Graceland Revisited

Paul Simon, Graceland, Iggy Azalea, Ladysmith Black Mambazo

Luise Gubb, photo courtesy of
Luise Gubb, photo courtesy of                                                  

When I was a little kid in the late 1980s, my mother had a few albums on tape that she listened to as we ran errands. I enjoy all of them, although some have had greater influence on my own musical style and interest than others. These included Linda Ronstadt’s “Simple Dreams,” the soundtrack to “The Harder They Come,” “Jacques Brel is Alive and Well and Living in Paris,” and Paul Simon’s “Graceland.” (She also had Paul Simon’s “The Cape Man” but I don’t remember that one as well.) Two of these albums, “Simple Dreams” and “Graceland” keep surfacing in my life and psyche year after year. Yesterday I was listening to the Buffy Sainte-Marie Pandora station and “Diamonds on the Soles of Her Shoes” came on. It’s not my favorite song on the album but it caused me to revisit the album as a whole, something I did ten years ago and will probably do ten years from now. 

I was too young to be aware of the controversy surrounding the album, which included issues of Simon violating a cultural exchange ban with the government of South Africa, which upheld Apartheid, and criticism that Simon was, once again, a white man appropriating and exploiting the music of a non-white culture. Simon contended that he was able to give exposure to the South African musicians without supporting their government. Others have argued that the huge success of the album and its concerts increased momentum in the fight agains Apartheid and helped bring down the system a few years later. 

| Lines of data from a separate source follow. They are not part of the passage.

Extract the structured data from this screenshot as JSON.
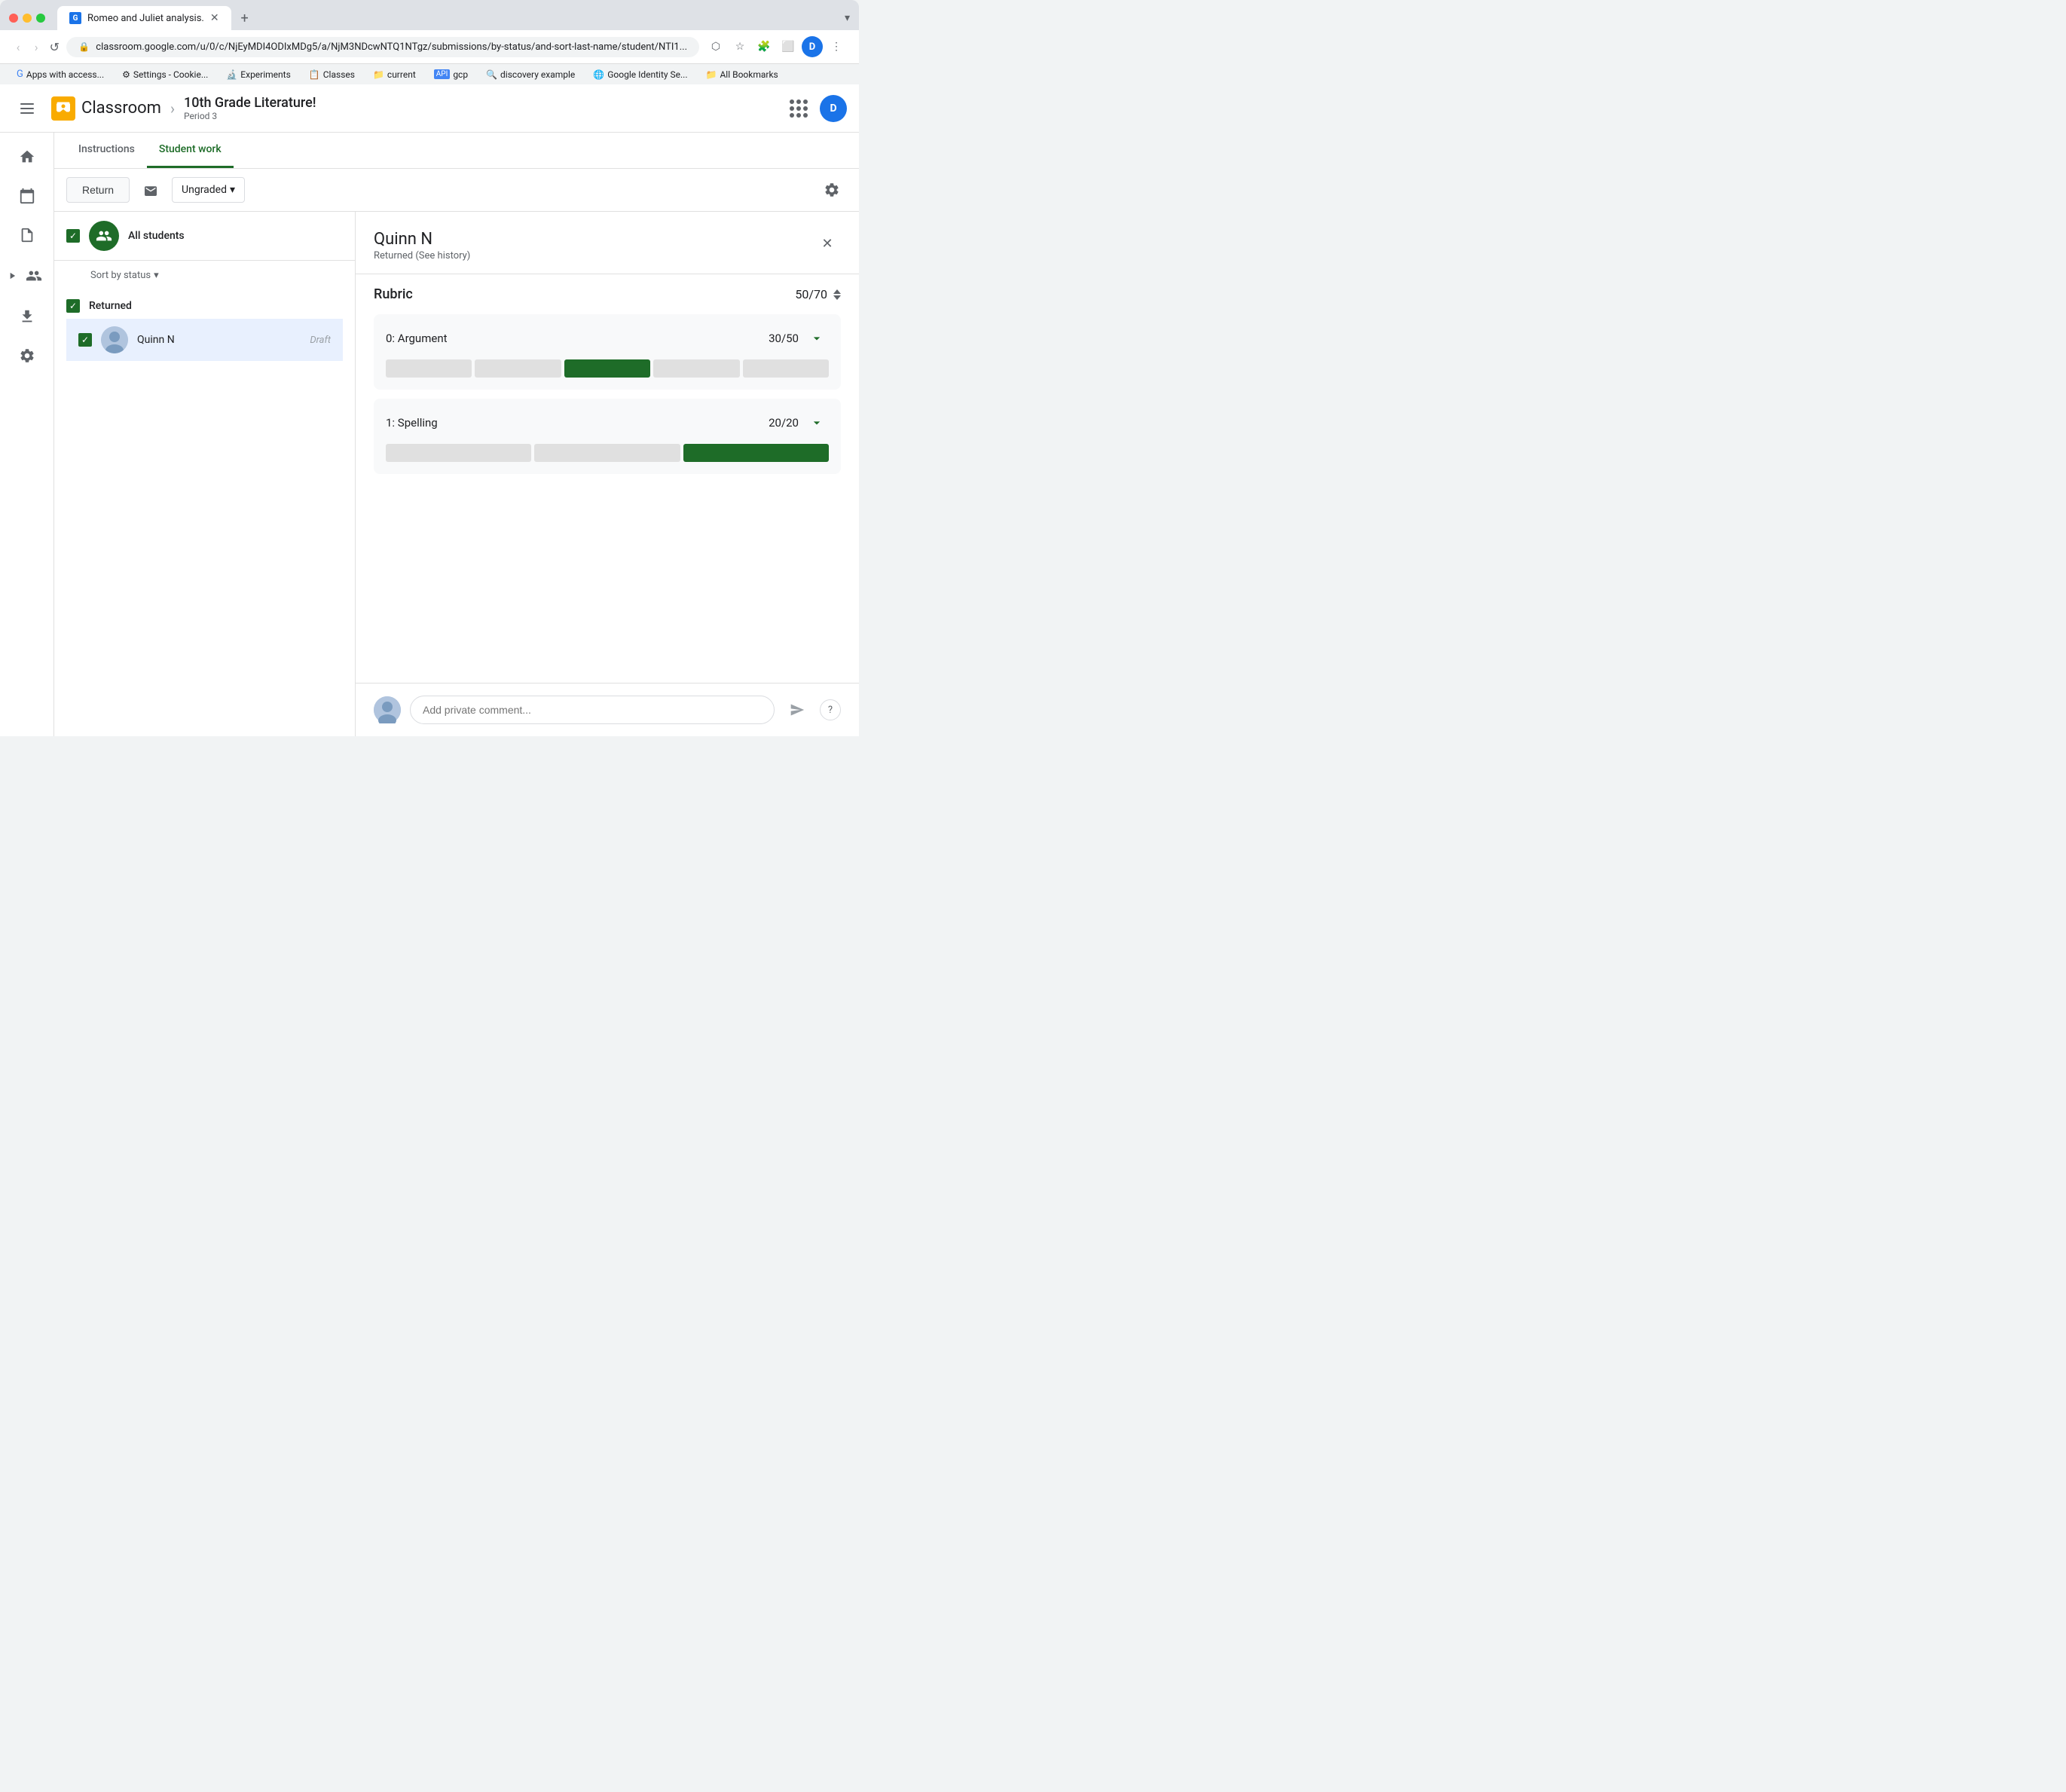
{
  "browser": {
    "tab_title": "Romeo and Juliet analysis.",
    "url": "classroom.google.com/u/0/c/NjEyMDI4ODIxMDg5/a/NjM3NDcwNTQ1NTgz/submissions/by-status/and-sort-last-name/student/NTI1...",
    "profile_initial": "D",
    "overflow_label": "▾",
    "bookmarks": [
      {
        "label": "Apps with access...",
        "icon": "G"
      },
      {
        "label": "Settings - Cookie...",
        "icon": "⚙"
      },
      {
        "label": "Experiments",
        "icon": "🔬"
      },
      {
        "label": "Classes",
        "icon": "📋"
      },
      {
        "label": "current",
        "icon": "📁"
      },
      {
        "label": "gcp",
        "icon": "API"
      },
      {
        "label": "discovery example",
        "icon": "🔍"
      },
      {
        "label": "Google Identity Se...",
        "icon": "🌐"
      },
      {
        "label": "All Bookmarks",
        "icon": "📁"
      }
    ]
  },
  "header": {
    "hamburger_label": "☰",
    "logo_label": "Classroom",
    "course_title": "10th Grade Literature!",
    "course_period": "Period 3",
    "user_initial": "D"
  },
  "tabs": {
    "instructions_label": "Instructions",
    "student_work_label": "Student work"
  },
  "toolbar": {
    "return_label": "Return",
    "grade_filter": "Ungraded",
    "grade_filter_arrow": "▾"
  },
  "student_list": {
    "all_students_label": "All students",
    "sort_label": "Sort by status",
    "status_section_label": "Returned",
    "students": [
      {
        "name": "Quinn N",
        "status": "Draft"
      }
    ]
  },
  "detail": {
    "student_name": "Quinn N",
    "student_status": "Returned (See history)",
    "rubric_label": "Rubric",
    "rubric_total_score": "50/70",
    "criteria": [
      {
        "name": "0: Argument",
        "score": "30/50",
        "bar_total": 5,
        "bar_filled_index": 2,
        "bar_filled_count": 1
      },
      {
        "name": "1: Spelling",
        "score": "20/20",
        "bar_total": 3,
        "bar_filled_index": 2,
        "bar_filled_count": 1
      }
    ],
    "comment_placeholder": "Add private comment..."
  },
  "sidebar_icons": [
    "home",
    "calendar",
    "assignment",
    "person-group",
    "upload",
    "settings"
  ]
}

Not being well-educated on the political issues and lacking an academic background in critical theory or race theory (or whatever theory the discussion of appropriation would fall under) I reserve the right to change my opinions stated here in the future. As an observant citizen and a musician and music lover, I tend to believe that increasing exposure of an artist or an art form, if done with respect (and this means giving credit and money where they are due) is a positive thing. Yes, it would be wonderful if Joseph Shabalala and Ladysmith Black Mambazo could have been appreciated worldwide without working for a white American man. But I cannot see how it’s  bad that they are, in fact, appreciated now. 

One of the key differences between what Paul Simon did with Graceland and what, say, Iggy Azalea (to go for the low-hanging fruit comparison) is doing is that when Graceland came out, most Americans had never heard South African township music or mbaqanga music. When Iggy Azalea came out, the American public was well aware of rap and hip hop music. No matter how you feel about Iggy, I think it’s safe to say she did not expand the genre or its influence. (Although, presumably she does make money for her mentor, rapper/producer/miscellaneous businessman T.I., who is African American, so that makes the issue more complex). 

Returning to the music itself, Graceland is a stellar album. From the opening lines we hear the pathos of America in the 1980s (see also, Joan Baez’s “Children of the 80s”). Having suffered great success and also losses in the upheaval of the 1960s and 1970s, Simon is now assessing both the fruits and the damages of that time period. His “traveling companion is nine years old, he is the child of my first marriage.” Simon tells us honestly and bluntly that his marriage has “blown apart” and he feels a pull to see Graceland; he is being drawn to comfort and roots and American nostalgia. (I wonder if Simon thought of the irony of the Elvis theme, considering the charges of appropriation that would be brought against him). When he muses on whether he will be forced to explain every ending or whether there’s no obligations now, the question seems both specific to the fallout from the 1960s and 1970s shifting attitudes about domestic relations and universal to all times. 

The other songs that stand out to me on this album are “The Boy in the Bubble,” which for some reason used to scare me as a child in the car with my mother. Perhaps it is the imagery of the sun “beating on the soldiers by the side of the road” or the “shattering of shop windows/the bomb in the baby carriage/was wired to the radio.” Yeah, that might have done it. It’s a gripping song, and if 1986 had “staccato signals of constant information” I can only imagine what’s going on today. 

I’m not sure how I feel about “Call Me Al” because I’ve heard it so much and it was a hit. I can’t sort my feelings apart as to whether I like it or am just very familiar with it. 

Then there’s “Under African Skies” which I primarily like because it features the incomparable Linda Ronstadt on harmony vocals. 

One of my top songs on this album is “I Know What I Know.” I’m not even sure I understand what is going on in this song but it’s entertaining to listen to, fast-paced, and clever. And I’m also fond of pretending to be saying something profound or obstrusely witty when I quote, “Who am I, to blow against the wind?”